Methods: Prospective longitudinal study of total of patients consecutively admitted to the Gastroenterology Department of Coimbra Hospital and University Centre with acute pancreatitis diagnosis and double-blind randomized placebo-controlled clinical trial of PERT in patients developing EPI after acute pancreatitis. This study will be conducted in 4 Phases: Phase 1 - Recruitment of patients with acute pancreatitis and stratification of them according to the severity of acute pancreatitis and development of EPI (12-month followup), diagnosed by fecal elastase-1, 13C-labeled mixed triglyceride breath test assessing exocrine pancreatic function and comparison of them with 72-hour fecal fat quantification, as gold standard; Phase 2 - Double-blind randomized placebo-controlled trial in patients with EPI after acute pancreatitis for PERT with assessment of efficacy and safety of this therapy at 1 and 6 months post-randomization; Phase 3 - Evaluation of richness, diversity and uniformity of gut microbiota by DNA sequencing using the hypervariable region of the 16S ribosomal RNA gene as a taxonomic identification marker and assessment of quality of life using SF-36 and QLC-C30-V.3 scales (validated versions for the Portuguese population) in EPI patients after acute pancreatitis, and the impact of PERT on clinical course, gut dysbiosis and quality of life of patients (at the diagnosis of acute pancreatitis, EPI and after PERT); and Phase 4 - Analysis of immunological changes through the study of cell populations by flow cytometry (CD4+, CD8+, B-cell, T-cell, natural killer cells, cells ratio) and cytokines, chemokines and growth factors by xMAP/Luminex, at the diagnosis of acute pancreatitis, EPI and after PERT.

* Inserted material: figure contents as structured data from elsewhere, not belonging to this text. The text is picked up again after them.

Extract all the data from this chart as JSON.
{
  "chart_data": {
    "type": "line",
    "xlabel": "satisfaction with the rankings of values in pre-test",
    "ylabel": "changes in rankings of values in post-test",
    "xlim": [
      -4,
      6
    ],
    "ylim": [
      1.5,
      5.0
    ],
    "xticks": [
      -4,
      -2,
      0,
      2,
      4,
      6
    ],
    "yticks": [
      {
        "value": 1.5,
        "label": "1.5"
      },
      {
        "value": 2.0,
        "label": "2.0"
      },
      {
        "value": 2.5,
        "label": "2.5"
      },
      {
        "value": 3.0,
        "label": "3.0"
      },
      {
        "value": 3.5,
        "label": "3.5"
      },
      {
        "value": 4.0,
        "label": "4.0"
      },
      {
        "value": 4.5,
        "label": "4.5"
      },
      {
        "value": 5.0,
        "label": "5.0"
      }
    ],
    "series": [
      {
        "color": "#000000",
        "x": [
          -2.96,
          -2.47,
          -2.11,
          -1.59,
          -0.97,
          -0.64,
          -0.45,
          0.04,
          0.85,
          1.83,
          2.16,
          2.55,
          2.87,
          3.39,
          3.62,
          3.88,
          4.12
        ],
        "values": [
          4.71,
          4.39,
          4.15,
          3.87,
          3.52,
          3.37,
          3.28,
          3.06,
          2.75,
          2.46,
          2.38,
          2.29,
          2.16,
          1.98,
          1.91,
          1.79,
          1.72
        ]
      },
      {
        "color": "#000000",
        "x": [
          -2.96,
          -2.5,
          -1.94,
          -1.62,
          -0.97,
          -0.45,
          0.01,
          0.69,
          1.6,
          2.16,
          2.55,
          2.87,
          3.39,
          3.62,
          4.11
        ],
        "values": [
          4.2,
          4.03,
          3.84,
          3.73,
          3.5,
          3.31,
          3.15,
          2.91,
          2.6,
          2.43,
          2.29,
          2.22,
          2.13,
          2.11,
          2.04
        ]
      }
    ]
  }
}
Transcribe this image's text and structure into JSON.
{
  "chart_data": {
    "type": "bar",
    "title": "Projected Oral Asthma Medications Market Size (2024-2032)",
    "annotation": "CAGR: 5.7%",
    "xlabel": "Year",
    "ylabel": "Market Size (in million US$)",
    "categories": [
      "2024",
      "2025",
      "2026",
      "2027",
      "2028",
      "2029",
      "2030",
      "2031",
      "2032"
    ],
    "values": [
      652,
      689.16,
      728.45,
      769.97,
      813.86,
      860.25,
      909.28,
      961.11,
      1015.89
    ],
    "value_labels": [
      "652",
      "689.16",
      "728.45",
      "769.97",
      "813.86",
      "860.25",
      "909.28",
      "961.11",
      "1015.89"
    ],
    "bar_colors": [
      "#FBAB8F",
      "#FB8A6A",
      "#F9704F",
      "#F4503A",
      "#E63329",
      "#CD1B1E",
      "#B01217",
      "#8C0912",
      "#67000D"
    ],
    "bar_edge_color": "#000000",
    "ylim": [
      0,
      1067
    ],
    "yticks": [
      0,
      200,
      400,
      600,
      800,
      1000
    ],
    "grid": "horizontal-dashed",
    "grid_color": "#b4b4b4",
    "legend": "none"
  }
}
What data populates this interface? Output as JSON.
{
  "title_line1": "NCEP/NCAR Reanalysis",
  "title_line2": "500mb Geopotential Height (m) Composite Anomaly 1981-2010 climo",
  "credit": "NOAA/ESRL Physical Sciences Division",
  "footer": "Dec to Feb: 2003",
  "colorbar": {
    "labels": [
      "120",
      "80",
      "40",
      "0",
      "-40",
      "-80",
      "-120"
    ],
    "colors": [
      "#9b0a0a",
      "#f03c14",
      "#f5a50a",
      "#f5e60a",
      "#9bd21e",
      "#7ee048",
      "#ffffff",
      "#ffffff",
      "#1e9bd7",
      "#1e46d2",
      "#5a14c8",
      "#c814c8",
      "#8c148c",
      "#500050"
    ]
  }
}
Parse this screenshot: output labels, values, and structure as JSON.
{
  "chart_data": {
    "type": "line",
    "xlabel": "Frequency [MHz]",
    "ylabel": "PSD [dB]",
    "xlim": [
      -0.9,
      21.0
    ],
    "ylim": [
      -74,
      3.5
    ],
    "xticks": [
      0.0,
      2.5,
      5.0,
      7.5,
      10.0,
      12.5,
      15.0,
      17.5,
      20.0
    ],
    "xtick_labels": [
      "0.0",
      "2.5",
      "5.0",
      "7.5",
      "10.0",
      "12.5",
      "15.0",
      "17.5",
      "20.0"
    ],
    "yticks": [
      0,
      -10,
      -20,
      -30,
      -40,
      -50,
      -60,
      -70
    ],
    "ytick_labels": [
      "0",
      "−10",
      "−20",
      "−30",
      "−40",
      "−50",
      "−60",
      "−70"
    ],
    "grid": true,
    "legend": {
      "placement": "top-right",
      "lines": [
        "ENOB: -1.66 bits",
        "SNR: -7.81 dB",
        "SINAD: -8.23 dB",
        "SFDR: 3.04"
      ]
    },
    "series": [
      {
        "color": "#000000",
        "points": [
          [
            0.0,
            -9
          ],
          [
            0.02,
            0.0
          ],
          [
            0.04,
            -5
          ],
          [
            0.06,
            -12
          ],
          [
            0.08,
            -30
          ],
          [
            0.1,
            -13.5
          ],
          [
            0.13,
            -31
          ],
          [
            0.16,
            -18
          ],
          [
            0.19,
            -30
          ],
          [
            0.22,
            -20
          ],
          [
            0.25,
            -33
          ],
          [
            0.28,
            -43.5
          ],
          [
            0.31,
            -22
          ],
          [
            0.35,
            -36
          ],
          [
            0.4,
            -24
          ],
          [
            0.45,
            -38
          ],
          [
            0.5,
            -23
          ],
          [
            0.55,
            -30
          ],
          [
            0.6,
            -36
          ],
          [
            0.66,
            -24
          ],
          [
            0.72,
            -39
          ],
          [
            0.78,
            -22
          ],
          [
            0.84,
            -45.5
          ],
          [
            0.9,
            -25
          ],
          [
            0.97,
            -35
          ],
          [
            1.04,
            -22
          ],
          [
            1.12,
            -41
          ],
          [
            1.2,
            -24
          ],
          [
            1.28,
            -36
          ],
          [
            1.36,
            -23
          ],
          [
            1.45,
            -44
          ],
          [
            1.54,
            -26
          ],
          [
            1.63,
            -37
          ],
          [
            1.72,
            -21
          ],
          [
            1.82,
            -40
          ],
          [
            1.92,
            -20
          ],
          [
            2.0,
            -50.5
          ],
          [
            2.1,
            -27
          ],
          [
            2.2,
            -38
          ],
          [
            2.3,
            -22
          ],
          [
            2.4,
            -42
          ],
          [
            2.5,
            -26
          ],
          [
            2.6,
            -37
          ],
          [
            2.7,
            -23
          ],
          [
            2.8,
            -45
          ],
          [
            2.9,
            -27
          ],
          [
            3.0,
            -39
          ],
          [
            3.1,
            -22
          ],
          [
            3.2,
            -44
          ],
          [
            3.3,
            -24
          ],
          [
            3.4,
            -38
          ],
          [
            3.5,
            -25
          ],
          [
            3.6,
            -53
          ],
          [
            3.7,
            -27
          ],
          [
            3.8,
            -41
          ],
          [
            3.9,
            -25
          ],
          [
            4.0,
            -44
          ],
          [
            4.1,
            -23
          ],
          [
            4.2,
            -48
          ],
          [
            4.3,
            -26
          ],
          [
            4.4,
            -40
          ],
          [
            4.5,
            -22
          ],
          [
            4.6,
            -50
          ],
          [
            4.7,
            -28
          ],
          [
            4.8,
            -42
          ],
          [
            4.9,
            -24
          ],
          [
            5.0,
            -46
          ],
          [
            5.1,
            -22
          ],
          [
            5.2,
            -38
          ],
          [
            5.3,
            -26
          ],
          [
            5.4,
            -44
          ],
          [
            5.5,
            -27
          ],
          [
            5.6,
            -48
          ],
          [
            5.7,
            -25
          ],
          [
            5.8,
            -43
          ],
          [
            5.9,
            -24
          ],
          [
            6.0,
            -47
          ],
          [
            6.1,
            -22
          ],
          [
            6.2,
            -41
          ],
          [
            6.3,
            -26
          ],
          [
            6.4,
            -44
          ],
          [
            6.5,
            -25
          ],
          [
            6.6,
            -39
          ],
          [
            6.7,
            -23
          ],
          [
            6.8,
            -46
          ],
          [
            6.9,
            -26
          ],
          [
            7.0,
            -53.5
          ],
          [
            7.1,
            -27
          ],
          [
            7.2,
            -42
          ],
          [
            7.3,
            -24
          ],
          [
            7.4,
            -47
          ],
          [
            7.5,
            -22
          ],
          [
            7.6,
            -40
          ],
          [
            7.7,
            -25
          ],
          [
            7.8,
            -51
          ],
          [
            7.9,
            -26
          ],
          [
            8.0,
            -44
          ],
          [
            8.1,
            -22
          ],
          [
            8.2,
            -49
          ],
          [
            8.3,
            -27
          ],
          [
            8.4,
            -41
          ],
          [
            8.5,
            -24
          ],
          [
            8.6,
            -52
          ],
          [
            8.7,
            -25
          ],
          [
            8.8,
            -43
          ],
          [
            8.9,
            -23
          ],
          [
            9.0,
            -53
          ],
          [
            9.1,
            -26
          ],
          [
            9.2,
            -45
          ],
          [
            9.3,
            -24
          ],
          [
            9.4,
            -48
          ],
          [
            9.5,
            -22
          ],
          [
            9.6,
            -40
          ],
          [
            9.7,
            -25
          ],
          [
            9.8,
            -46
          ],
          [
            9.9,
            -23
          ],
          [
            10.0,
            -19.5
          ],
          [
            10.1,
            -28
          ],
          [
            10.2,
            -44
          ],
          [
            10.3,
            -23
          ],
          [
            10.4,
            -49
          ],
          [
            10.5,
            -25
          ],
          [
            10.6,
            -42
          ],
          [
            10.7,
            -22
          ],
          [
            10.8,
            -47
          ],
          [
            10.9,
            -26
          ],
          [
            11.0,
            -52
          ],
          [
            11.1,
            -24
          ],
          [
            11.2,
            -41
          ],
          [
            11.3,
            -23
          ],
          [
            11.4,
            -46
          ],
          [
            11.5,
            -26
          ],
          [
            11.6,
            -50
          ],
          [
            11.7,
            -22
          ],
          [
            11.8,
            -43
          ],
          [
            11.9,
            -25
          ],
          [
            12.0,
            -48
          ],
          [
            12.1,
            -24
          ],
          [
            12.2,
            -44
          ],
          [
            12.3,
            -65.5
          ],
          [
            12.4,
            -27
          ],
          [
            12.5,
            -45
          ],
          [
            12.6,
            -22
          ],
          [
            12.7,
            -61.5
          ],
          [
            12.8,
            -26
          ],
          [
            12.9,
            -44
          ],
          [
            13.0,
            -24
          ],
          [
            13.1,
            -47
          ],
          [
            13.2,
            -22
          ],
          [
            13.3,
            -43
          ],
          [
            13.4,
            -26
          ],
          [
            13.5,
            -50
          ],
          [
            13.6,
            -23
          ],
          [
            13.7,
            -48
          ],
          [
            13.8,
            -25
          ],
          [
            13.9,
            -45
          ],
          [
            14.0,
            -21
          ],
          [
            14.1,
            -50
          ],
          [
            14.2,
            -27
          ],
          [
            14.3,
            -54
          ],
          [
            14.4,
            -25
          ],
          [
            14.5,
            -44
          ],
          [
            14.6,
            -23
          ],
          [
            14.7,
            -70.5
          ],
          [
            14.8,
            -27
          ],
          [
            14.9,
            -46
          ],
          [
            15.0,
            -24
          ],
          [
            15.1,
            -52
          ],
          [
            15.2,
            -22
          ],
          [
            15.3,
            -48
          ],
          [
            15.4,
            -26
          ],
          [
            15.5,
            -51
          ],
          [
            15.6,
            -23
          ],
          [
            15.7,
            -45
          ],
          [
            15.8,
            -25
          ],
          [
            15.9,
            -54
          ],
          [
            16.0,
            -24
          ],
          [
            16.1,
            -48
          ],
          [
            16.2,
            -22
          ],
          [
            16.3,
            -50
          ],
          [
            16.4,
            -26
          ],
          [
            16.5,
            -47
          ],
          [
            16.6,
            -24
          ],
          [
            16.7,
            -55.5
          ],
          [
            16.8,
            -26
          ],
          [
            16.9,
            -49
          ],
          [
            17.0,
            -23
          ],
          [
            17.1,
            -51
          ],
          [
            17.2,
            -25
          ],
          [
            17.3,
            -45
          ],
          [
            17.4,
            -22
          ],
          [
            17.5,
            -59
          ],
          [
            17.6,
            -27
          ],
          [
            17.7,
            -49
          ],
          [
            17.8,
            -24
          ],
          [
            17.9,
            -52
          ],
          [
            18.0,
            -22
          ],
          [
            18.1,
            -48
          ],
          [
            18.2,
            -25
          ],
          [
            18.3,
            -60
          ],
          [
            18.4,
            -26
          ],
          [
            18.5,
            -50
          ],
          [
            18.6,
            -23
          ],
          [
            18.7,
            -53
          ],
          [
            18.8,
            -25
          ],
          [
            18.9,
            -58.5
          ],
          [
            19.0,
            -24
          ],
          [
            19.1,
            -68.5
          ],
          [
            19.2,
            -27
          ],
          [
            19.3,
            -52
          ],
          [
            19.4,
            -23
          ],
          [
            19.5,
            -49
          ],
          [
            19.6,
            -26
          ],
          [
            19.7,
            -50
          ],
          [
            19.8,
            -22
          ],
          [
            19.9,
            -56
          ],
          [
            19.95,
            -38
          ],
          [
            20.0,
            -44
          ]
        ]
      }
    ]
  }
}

Expected results, impact and scientific outputs: Data on the prevalence of EPI after acute pancreatitis in its different forms of severity and the role of gut dysbiosis and immunologic changes remains unclear. It's expected that an adequate and timely diagnosis of this clinical condition will allow an early start of therapy with positive impact on clinical course, immunologic and gut homeostasis, survival and quality of life. With this study we expect to obtain a prevalence of EPI at admission of 25-62%, which should decrease during followup. Alcoholic etiology, severity of acute pancreatitis and the presence of pancreatic necrosis should be positively associated with the presence of EPI after acute pancreatitis. The prevalence of endocrine pancreatic insufficiency (pre-diabetes or diabetes mellitus) should be up to 40%. Nutritional deficits (single or multiple), breath test assessing exocrine pancreatic function and fecal elastase-1 are also expected to be positively associated with the development of EPI. It's expected that patients with acute pancreatitis developing EPI will have significant changes on gut microbiota and immunologic response, and PERT and/or gut microbiota modulating therapy, including prebiotics, probiotics, symbiotics and fecal microbiota transplantation, and probably targeted immunotherapies may have a beneficial impact on all patients or groups at risk, such as EPI, severe or necrotizing acute pancreatitis by reverting gut and immunologic dysbiosis, and improving quality of life.